At a consulting company I once worked at (GEI Consultants), one of its founders, Dr. Dan LaGatta, formerly from the soil mechanics department at Harvard University and a world expert on strain rate, told me of his thumb-rule for strain rate effects.  And though I personally detest thumb-rules, this one I have to say has its place.  He told me that extensive tests he ran at Harvard and at GEI showed that for most soils, an increase in strain rate by about three orders of magnitude of strain-rate typically results in approximately a 10% increase in both peak and steady-state strengths.  In short, strain-rate effects for most engineering problems can by and large be ignored.
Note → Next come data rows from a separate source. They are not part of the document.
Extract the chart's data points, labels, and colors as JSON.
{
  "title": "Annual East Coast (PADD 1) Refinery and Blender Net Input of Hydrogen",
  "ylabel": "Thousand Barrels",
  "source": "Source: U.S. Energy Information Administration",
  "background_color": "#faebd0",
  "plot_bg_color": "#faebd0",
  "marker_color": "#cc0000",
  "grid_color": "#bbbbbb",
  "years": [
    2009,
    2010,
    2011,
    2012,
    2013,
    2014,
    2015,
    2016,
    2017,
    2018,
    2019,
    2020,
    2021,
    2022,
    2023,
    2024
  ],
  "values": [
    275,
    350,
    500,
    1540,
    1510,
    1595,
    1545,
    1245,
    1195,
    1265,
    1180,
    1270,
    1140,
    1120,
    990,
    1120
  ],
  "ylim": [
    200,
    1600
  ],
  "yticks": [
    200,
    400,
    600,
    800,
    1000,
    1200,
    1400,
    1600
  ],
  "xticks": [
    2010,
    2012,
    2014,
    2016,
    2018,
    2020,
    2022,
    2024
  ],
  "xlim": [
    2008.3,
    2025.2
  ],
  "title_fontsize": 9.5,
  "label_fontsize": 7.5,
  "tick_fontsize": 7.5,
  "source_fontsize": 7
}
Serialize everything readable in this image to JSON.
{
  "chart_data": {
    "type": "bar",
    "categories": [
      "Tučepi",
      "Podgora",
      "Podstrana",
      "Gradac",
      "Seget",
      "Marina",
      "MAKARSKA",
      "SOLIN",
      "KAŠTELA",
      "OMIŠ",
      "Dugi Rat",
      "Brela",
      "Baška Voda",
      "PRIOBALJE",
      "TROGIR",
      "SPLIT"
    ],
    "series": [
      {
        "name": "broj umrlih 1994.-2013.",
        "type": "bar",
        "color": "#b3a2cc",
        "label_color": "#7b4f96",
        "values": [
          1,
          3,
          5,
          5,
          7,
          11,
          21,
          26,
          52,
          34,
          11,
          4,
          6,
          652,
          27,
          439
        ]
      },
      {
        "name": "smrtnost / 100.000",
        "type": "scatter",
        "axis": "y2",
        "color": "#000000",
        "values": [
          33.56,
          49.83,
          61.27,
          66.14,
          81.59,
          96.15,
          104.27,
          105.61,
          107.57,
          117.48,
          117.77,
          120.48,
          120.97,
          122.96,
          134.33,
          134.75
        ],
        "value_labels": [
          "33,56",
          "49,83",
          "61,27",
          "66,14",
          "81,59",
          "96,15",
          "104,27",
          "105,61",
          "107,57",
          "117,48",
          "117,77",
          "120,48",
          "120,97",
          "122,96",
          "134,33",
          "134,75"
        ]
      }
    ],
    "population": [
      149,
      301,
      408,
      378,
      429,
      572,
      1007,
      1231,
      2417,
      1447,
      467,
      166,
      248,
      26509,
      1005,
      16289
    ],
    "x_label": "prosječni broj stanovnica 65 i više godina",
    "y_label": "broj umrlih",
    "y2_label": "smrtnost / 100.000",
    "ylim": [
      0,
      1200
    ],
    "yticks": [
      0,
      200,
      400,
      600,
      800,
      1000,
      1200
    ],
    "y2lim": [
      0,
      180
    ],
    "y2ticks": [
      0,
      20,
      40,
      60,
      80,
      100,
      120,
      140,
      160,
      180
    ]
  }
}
Likewise with one-dimensional consolidation, i.e., shearing along the Ko line.  The root cause of strain-rate effects, as in the case of shear in a triaxial compression test or any shear test, is interparticle friction seated in the viscous layer.  Consequently as in other shear tests, here also, strain-rate driven changes here too are small and need not be considered except for very thick layers (10 meters or more?) of soft clays subject to extensive consolidation.

And this is why both sides are right and wrong and why they prefer instead to stick at an amateurish “manifest behavior/phenomena” level, where as a result of their cherry picking the phenomenological data, they remain unable to convince each other for four decades.  Each side has a partial hold on the truth (i.e., each side is partially also wrong), and so each holds that they are right while the other is wrong.
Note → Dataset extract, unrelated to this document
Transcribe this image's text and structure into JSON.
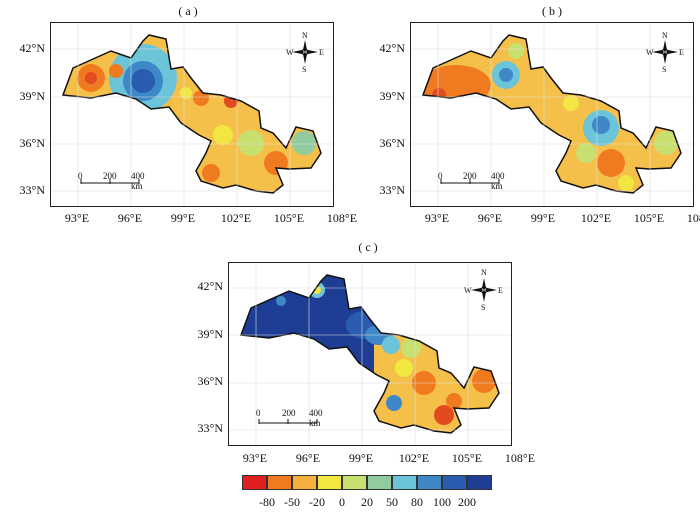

So Hypothesis A groupies are correct in their claim that the EOP line is unique and that the ratio of creep rate to compression index is constant for a given soil (and they are correct in that this is a law no less) and approximately constant for groups of soils (see here for why). But despite their being correct on these important matters, they are fundamentally wrong when say claim that creep compression strains due to viscous effects occur only after EOP.  In short, despite the correctness of their other, claims Hypothesis A is fundamentally wrong.

Likewise, Hypothesis B groupies are partially correct–they are correct in the core issue, i.e., correct to say that viscous effects occur DURING consolidation as well as after.  But they are wrong to say that this matters in the majority of geotechnical problems.  Standard methods (which implicitly assume the erroneous Hypothesis A) of calculating consolidation and creep settlements suffice for the vast majority of geotechnical projects.  This is because of various factors including, chiefly, the small effect of strain-rate during consolidation, sample disturbance in “undisturbed” samples taken from the ground by the average commercial drilling company, and the fact that the thick highly compressible layers that take decades to consolidate and where strain-rate effects might play a role in the design are encountered fairly rarely in real life.  It is only for this small minority of field situations that the isotache method together with high quality sampling has a role in design.
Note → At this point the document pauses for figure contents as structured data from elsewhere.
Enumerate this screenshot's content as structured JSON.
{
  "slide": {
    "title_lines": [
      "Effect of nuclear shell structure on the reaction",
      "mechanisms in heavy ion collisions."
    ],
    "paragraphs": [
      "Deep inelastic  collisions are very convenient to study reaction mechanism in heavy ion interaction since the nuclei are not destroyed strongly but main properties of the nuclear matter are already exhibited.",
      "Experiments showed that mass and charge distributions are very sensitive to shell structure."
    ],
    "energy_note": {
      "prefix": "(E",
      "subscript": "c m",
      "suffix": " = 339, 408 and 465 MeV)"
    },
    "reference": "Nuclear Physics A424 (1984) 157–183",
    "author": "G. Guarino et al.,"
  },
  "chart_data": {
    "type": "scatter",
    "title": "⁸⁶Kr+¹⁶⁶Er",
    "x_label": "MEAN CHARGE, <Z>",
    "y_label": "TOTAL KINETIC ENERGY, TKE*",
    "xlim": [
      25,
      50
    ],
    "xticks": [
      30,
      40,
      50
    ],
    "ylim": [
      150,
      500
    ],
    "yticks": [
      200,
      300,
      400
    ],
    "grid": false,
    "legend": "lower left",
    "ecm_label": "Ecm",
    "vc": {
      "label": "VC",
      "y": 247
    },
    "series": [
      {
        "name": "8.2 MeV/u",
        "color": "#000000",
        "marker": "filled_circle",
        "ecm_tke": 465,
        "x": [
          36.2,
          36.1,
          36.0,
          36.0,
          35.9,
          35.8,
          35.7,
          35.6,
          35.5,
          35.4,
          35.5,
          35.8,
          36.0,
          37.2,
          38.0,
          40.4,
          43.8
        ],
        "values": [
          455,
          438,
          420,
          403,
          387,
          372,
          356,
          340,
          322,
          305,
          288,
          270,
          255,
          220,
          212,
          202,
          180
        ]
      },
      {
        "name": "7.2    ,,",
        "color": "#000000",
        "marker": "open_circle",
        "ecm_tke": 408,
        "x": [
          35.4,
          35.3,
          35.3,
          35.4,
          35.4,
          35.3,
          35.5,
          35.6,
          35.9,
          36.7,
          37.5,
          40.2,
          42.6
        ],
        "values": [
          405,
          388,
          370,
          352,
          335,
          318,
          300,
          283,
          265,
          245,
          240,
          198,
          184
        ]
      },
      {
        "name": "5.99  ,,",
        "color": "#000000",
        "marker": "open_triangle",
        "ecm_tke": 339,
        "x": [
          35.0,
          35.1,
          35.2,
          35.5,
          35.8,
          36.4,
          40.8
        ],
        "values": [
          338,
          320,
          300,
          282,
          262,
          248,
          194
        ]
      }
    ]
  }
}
Both sides have a part of the truth; both sides stick to the phenomenal evidence; both sides drive their arguments based on their emotional biases; both sides amateurishly and with a complete lack of rigor seem to not understand the importance of a root cause analysis that fundamentally derives from the physical bases of the behavior observed.  Both sides, instead, amateurishly remain stuck at the superficial level of mere manifest phenomenal data.

In short, BOTH SIDES ARE BUT SCHOLASTIC–hewing to faulty (being partial) logic (Aristotelian), stuck at mere phenomenology, and blind to root cause, physically based empirically evidenced data.